Toyota und das Modell Prius sind die Hybrid-Pioniere. Doch allmählich reifen auch Konkurrenten heran, und so muss sich der Vorreiter etwas einfallen lassen, um den Vorsprung zu halten. Parallel zur dritten Auflage des Prius lancierte Toyota jetzt einmal mehr das Gerücht von einem sauberen Sportwagen, der seine Premiere voraussichtlich im Herbst auf der Motorshow in Tokio feiern soll.

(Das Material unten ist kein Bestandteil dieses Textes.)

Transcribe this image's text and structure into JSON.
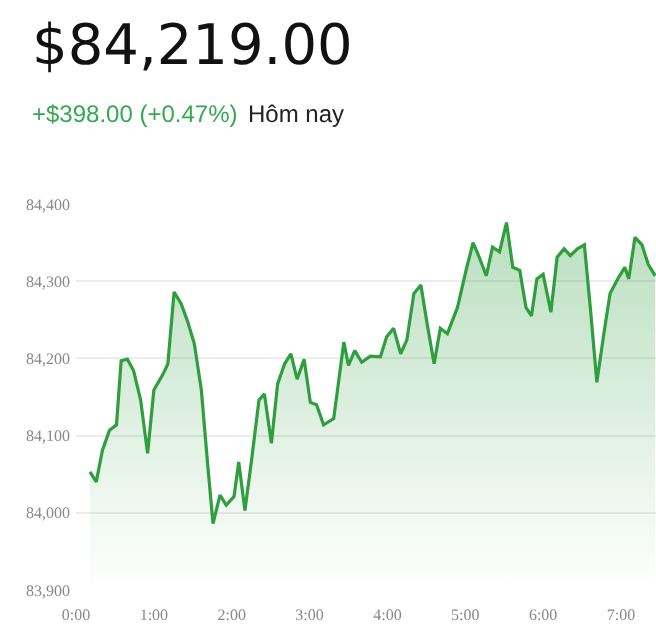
{
  "chart_data": {
    "type": "area",
    "title": "$84,219.00",
    "subtitle": "+$398.00 (+0.47%)",
    "annotations": [
      "Hôm nay"
    ],
    "x": [
      0.18,
      0.26,
      0.34,
      0.43,
      0.52,
      0.58,
      0.66,
      0.74,
      0.83,
      0.92,
      1.0,
      1.12,
      1.18,
      1.26,
      1.35,
      1.43,
      1.52,
      1.61,
      1.69,
      1.76,
      1.85,
      1.93,
      2.03,
      2.09,
      2.17,
      2.26,
      2.35,
      2.42,
      2.51,
      2.59,
      2.68,
      2.76,
      2.84,
      2.93,
      3.01,
      3.09,
      3.18,
      3.31,
      3.44,
      3.5,
      3.58,
      3.67,
      3.78,
      3.91,
      3.99,
      4.08,
      4.17,
      4.25,
      4.34,
      4.43,
      4.51,
      4.6,
      4.68,
      4.77,
      4.9,
      5.01,
      5.1,
      5.18,
      5.27,
      5.35,
      5.44,
      5.53,
      5.61,
      5.7,
      5.78,
      5.85,
      5.92,
      6.0,
      6.1,
      6.18,
      6.27,
      6.35,
      6.44,
      6.53,
      6.61,
      6.69,
      6.78,
      6.86,
      6.97,
      7.05,
      7.1,
      7.18,
      7.27,
      7.35,
      7.44
    ],
    "series": [
      {
        "color": "#2e9e3e",
        "values": [
          84053,
          84040,
          84081,
          84107,
          84114,
          84197,
          84199,
          84184,
          84146,
          84077,
          84159,
          84180,
          84193,
          84286,
          84271,
          84249,
          84219,
          84159,
          84064,
          83986,
          84023,
          84010,
          84021,
          84066,
          84003,
          84072,
          84146,
          84154,
          84090,
          84167,
          84193,
          84206,
          84173,
          84199,
          84143,
          84140,
          84114,
          84122,
          84221,
          84191,
          84210,
          84195,
          84203,
          84202,
          84228,
          84239,
          84206,
          84224,
          84284,
          84295,
          84245,
          84193,
          84239,
          84232,
          84266,
          84314,
          84350,
          84331,
          84307,
          84344,
          84338,
          84376,
          84318,
          84314,
          84266,
          84255,
          84303,
          84309,
          84260,
          84331,
          84342,
          84333,
          84342,
          84347,
          84262,
          84169,
          84232,
          84284,
          84305,
          84318,
          84303,
          84357,
          84347,
          84322,
          84307
        ]
      }
    ],
    "xlim": [
      0,
      7.45
    ],
    "xticks": [
      {
        "value": 0,
        "label": "0:00"
      },
      {
        "value": 1,
        "label": "1:00"
      },
      {
        "value": 2,
        "label": "2:00"
      },
      {
        "value": 3,
        "label": "3:00"
      },
      {
        "value": 4,
        "label": "4:00"
      },
      {
        "value": 5,
        "label": "5:00"
      },
      {
        "value": 6,
        "label": "6:00"
      },
      {
        "value": 7,
        "label": "7:00"
      }
    ],
    "ylim": [
      83900,
      84400
    ],
    "yticks": [
      {
        "value": 83900,
        "label": "83,900"
      },
      {
        "value": 84000,
        "label": "84,000"
      },
      {
        "value": 84100,
        "label": "84,100"
      },
      {
        "value": 84200,
        "label": "84,200"
      },
      {
        "value": 84300,
        "label": "84,300"
      },
      {
        "value": 84400,
        "label": "84,400"
      }
    ],
    "grid": "y"
  }
}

Und es gibt eine weitere Hybrid-Neuheit: Die noble Schwestermarke Lexus rüstet auf und bringt nach den Hybrid-Varianten der bekannten Limousinen und SUVs in diesen Wochen das erste Auto auf den Markt, das dezidiert um die Hybridtechnik herum entwickelt wurde - den Lexus HS 250h. Kleiner, sparsamer und vor allem billiger als jeder andere Lexus soll er die Verkaufszahlen steigern und die Idee des grünen Luxus auf eine breite Basis stellen. Allerdings gibt es das Auto vorerst nur in den USA, wo SPIEGEL ONLINE jetzt die Gelegenheit zu einer Testfahrt hatte.

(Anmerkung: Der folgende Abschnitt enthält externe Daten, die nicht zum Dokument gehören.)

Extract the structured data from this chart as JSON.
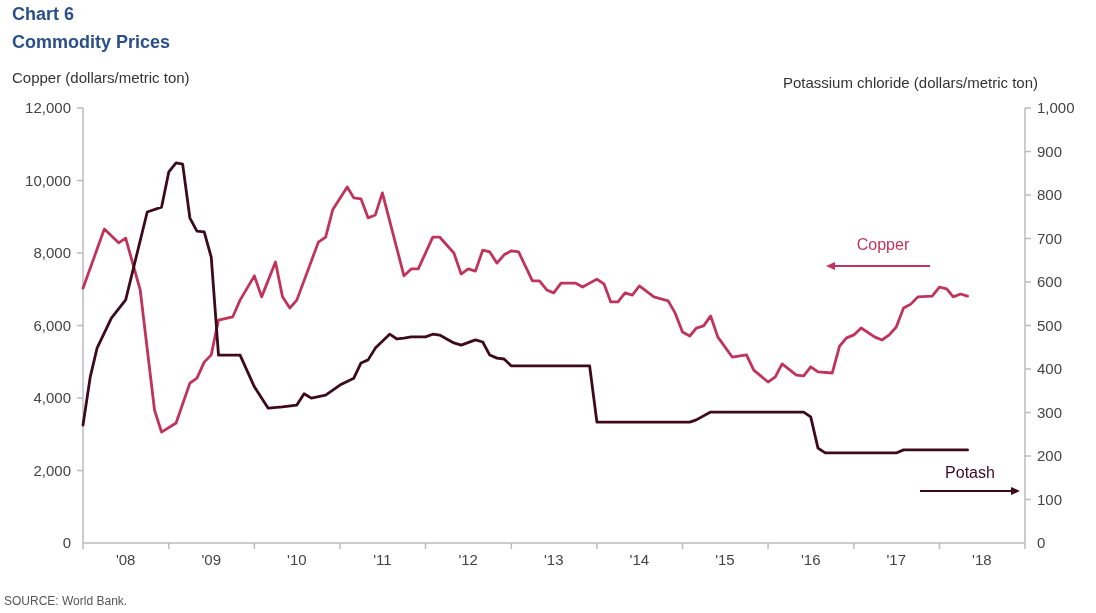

Für Lexus ist das Auto tatsächlich neu. Doch tatsächlich ist der HS 250h nichts anderes als ein frisch eingekleideter Toyota Prius. Der gilt in den USA noch immer als grünes Statussymbol, in dem man sich gern sehen lässt; jedoch kommt der Prius mit der im Windkanal glatt geschliffenen Tropfenform bei konservativ eingestellten Kunden in der Mittelklasse weniger gut an. In diesem Segment dominieren in den USA noch immer Stufenheckmodelle. Das kann der Prius nicht bieten, und außerdem hat Toyota so spitz gerechnet, dass kein Geld mehr für ein schickes Interieur übrig blieb.

Damit soll der Lexus jetzt aufräumen. Für einen Preis von 30.000 bis 35.000 Dollar - und damit etwa ein Drittel teurer als der Toyota Prius - bekommt man ab Herbst statt eines rollenden Tropfenwagens ein konventionelles Stufenheckmodell von etwa 4,70 Metern Länge. Und statt der hellgrauen Kunststofflandschaft aus dem Prius gibt es beim Lexus eine Welt aus Lack und Leder. Die glänzt zwar für europäische Verhältnisse ein bisschen zu speckig, ist aber allemal schnieker als das Toyota-Vorbild.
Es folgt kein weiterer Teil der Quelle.